Having another person involved in the songwriting process can act as a built-in quality control mechanism. They can provide constructive criticism and help identify areas of the song that need improvement.

This second set of ears is invaluable for catching mistakes that you may overlook or getting an objective opinion on whether certain parts of the song work well. This can lead to the creation of higher-quality songs.

  1. You have someone else to support you emotionally:

Songwriting is an emotional journey. It involves pouring your heart and soul into creating something deeply personal. Having a collaborator during this process means having someone who understands the highs and lows you’re experiencing.
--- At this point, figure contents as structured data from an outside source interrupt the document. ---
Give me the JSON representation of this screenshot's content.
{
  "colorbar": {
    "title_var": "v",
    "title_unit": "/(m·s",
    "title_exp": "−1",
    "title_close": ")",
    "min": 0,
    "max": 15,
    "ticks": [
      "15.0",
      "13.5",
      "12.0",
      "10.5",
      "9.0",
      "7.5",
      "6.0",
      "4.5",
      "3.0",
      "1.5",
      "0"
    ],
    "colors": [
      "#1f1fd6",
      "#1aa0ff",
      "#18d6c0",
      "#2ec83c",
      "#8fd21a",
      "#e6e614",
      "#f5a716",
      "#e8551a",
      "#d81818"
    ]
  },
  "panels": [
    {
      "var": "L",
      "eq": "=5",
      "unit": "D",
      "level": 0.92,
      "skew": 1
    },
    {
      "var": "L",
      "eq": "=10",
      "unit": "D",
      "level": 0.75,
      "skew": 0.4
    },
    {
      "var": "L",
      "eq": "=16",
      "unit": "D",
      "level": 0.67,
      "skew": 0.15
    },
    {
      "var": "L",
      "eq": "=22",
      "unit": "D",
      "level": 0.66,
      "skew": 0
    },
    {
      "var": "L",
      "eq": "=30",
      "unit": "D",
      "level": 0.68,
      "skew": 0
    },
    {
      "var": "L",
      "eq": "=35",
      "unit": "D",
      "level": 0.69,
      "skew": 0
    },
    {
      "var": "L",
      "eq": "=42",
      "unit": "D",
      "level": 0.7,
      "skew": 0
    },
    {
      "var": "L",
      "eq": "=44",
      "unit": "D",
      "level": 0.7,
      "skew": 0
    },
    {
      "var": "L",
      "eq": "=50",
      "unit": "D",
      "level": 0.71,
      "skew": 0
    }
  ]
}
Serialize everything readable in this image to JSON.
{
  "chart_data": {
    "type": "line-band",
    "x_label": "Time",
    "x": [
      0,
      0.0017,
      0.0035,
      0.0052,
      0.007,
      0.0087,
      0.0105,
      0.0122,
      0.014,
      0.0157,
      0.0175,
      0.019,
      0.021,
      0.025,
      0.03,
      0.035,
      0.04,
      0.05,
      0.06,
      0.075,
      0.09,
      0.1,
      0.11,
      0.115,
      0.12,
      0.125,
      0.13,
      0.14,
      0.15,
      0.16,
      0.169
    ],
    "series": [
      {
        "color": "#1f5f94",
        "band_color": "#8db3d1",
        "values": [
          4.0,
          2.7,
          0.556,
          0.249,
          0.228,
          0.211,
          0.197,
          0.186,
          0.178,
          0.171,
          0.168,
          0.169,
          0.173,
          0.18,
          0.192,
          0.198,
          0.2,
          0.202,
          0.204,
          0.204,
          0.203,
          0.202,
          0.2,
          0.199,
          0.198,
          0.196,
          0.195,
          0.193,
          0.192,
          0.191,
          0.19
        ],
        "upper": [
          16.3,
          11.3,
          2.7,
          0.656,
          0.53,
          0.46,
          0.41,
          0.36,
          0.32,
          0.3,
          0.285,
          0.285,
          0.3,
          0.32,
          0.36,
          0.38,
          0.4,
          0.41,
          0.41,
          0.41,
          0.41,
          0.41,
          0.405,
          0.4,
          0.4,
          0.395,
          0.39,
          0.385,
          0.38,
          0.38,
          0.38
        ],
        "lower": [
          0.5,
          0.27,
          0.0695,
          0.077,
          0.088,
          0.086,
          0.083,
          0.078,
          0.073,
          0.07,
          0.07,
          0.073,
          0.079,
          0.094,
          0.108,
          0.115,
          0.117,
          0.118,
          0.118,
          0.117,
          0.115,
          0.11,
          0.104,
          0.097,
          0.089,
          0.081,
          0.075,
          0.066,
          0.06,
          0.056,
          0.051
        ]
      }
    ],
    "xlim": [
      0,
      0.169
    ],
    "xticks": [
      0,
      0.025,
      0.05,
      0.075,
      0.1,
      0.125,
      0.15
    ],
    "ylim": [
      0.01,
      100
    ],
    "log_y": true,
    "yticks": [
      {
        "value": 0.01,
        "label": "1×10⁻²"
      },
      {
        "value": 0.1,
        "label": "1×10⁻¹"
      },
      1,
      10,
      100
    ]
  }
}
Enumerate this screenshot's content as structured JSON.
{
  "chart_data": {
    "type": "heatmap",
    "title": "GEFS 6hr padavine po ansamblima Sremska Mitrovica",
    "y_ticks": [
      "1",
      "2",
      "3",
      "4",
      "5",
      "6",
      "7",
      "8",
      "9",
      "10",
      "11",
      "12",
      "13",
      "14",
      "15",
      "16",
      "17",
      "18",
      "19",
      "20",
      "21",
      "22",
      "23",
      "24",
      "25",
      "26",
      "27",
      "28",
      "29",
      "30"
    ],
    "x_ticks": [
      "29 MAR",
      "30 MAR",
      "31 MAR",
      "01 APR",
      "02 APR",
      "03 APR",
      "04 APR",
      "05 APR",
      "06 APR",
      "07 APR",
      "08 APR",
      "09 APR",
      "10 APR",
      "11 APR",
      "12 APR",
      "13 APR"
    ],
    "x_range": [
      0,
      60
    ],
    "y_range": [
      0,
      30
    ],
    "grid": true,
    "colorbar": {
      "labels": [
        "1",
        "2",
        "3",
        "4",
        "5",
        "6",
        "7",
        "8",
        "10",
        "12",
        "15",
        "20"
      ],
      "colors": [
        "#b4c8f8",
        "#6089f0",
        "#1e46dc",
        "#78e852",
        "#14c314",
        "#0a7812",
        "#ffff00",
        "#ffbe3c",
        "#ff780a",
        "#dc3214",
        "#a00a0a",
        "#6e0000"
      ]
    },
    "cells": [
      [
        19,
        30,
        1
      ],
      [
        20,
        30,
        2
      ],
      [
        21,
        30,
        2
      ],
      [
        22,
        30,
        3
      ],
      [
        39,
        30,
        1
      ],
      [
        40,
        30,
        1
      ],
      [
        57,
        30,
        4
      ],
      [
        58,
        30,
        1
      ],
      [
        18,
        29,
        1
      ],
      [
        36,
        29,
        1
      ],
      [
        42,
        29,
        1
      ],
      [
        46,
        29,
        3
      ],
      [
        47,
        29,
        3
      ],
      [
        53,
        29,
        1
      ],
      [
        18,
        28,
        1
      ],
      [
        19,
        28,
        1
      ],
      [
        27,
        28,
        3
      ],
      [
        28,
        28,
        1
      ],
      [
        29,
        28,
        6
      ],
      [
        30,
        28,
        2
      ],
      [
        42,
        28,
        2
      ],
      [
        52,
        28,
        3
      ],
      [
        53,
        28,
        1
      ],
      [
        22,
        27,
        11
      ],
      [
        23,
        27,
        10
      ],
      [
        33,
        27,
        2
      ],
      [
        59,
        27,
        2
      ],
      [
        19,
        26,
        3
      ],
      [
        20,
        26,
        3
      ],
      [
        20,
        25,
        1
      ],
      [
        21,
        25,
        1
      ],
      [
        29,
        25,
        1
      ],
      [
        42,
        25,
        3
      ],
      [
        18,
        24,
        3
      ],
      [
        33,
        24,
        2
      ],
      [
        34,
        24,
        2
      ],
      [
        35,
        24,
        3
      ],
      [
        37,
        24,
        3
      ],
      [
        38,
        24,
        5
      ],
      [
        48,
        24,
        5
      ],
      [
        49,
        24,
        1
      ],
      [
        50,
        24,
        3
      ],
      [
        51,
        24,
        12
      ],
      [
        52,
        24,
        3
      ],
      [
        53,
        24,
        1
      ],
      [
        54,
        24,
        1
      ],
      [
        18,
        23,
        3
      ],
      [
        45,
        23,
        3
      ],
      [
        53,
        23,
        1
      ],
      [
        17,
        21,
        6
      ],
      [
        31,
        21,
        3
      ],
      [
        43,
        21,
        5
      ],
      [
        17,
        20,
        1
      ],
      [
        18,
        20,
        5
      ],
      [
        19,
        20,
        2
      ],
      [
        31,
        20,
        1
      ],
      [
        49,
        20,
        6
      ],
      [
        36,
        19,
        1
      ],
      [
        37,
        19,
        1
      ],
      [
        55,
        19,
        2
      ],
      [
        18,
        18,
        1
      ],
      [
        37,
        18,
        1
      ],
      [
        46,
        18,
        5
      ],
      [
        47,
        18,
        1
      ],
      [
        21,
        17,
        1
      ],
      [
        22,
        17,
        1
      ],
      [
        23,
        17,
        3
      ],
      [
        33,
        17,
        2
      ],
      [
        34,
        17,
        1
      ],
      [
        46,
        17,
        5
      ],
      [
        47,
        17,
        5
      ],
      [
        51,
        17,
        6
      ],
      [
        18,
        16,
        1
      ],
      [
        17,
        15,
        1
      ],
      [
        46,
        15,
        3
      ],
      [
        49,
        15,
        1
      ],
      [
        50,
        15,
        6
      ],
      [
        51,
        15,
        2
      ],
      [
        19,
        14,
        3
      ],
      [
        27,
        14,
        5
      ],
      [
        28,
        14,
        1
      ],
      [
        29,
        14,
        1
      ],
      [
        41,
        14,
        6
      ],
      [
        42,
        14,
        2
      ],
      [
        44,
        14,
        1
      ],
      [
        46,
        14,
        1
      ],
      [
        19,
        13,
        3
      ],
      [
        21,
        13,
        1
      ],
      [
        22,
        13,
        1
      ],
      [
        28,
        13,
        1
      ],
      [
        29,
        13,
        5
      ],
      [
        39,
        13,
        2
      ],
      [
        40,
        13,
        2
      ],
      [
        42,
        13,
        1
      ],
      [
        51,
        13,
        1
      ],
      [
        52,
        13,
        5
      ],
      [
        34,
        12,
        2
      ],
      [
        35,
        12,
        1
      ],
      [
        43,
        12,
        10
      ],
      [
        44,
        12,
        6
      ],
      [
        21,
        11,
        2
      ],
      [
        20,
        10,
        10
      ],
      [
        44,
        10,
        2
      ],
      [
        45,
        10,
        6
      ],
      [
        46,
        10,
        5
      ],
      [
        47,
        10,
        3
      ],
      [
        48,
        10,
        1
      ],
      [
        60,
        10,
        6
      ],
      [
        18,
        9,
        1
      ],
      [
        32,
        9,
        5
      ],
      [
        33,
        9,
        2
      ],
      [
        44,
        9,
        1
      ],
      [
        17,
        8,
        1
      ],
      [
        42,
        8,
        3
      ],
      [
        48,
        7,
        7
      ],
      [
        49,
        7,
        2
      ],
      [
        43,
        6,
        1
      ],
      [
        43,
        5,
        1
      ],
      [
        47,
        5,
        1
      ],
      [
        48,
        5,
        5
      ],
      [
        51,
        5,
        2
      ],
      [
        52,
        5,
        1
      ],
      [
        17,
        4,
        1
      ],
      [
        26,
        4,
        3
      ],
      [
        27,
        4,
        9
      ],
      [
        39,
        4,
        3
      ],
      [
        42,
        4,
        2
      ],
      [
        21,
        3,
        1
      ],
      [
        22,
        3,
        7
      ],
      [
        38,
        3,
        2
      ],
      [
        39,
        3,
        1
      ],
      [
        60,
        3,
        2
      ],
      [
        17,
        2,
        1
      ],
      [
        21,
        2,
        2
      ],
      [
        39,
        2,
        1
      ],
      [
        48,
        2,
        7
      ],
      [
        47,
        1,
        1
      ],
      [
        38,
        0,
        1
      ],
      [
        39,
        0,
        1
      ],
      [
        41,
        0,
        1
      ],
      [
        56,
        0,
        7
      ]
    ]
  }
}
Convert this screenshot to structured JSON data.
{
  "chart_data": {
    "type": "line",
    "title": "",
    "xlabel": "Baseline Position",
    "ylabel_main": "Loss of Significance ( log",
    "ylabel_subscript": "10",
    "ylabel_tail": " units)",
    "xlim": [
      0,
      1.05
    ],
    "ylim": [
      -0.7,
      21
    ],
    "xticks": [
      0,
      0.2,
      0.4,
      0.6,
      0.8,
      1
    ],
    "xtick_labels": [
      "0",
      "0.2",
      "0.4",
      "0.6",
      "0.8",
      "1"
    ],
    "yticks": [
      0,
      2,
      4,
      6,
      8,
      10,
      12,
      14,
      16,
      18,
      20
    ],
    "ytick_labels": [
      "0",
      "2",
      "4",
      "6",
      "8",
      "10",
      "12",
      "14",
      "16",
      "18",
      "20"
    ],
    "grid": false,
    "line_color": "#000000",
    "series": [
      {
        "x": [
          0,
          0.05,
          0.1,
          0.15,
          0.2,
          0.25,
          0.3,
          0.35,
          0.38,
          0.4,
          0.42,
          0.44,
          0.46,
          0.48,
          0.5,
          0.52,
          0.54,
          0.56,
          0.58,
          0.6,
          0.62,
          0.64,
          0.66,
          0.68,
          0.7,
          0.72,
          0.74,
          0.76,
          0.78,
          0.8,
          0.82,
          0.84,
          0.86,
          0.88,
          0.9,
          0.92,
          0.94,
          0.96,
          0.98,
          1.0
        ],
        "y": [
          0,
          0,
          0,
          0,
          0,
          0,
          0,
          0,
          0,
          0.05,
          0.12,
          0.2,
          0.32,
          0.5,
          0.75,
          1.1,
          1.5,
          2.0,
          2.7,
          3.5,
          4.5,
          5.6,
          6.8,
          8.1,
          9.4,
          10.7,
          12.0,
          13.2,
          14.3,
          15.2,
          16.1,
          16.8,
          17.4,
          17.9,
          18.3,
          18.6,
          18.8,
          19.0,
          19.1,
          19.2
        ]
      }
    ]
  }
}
They can provide support when you’re feeling stuck or doubtful, and they can share in the joy when you’ve created something you’re proud of. This emotional support can be incredibly valuable in making the songwriting process a more positive and rewarding experience.

  1. Creative synergy is more dynamic:

Collaboration can lead to a phenomenon known as creative synergy, where the combined creative output of the collaborators is greater than the sum of their individual outputs.

When two or more songwriters blend their creative energies, they can come up with unique and innovative ideas that they might not have thought of individually. This creative synergy can lead to the creation of distinctive and impactful songs that stand out from the crowd.

  1. You can share in each others success:

When a song you’ve collaborated on does well, the joy of success is shared. This shared success can provide a strong motivational boost and a sense of achievement.

It’s a testament to the value of your collaborative efforts and the power of teamwork. This shared success can also strengthen your collaborative relationship and inspire you to continue working together on future projects.

  1. You can improve your negotiation and communication skills:

Collaboration necessitates open and honest communication. You’ll need to discuss ideas, provide and accept feedback, and sometimes make compromises.

These interactions can significantly improve your communication and negotiation skills. These are valuable skills not only in songwriting but also in many other aspects of your professional and personal life.

  1. You can (at least) double your audience reach:

Different songwriters often have different followers or fan bases. When you collaborate, you have the opportunity to introduce your music to your collaborator’s audience and vice versa.

This can lead to increased exposure and potentially broaden your fan base. It’s a win-win situation, where both you and your collaborator gain increased visibility and reach a larger audience.

What if your can’t collaborate in person?

Well, with technology the way it is today, collaborators don’t even have to be in the same room, even in the same town or even country because you can use online services like Google Docs, Skype or Zoom to write with others plus, there are also collaboration websites such as Kompoz, SoundTrap and BandLab that can be used as well.

I’ve personally used these services and websites in the past and there are some songs that I’m very proud of have been written in this way.

One of THE most important thing about working with a collaborator is to have open and honest communication with each other especially after the song is written and it’s time to work out the songwriting percentages because there’s nothing that destroys a song collaboration team faster than the feeling that credit is not being given where it’s due.

So, if you are feeling like your songwriting is in a bit of a rut, go and write with other people for a while, you wont regret it and you might get some pretty amazing songs that you would not have thought of writing out of the experience.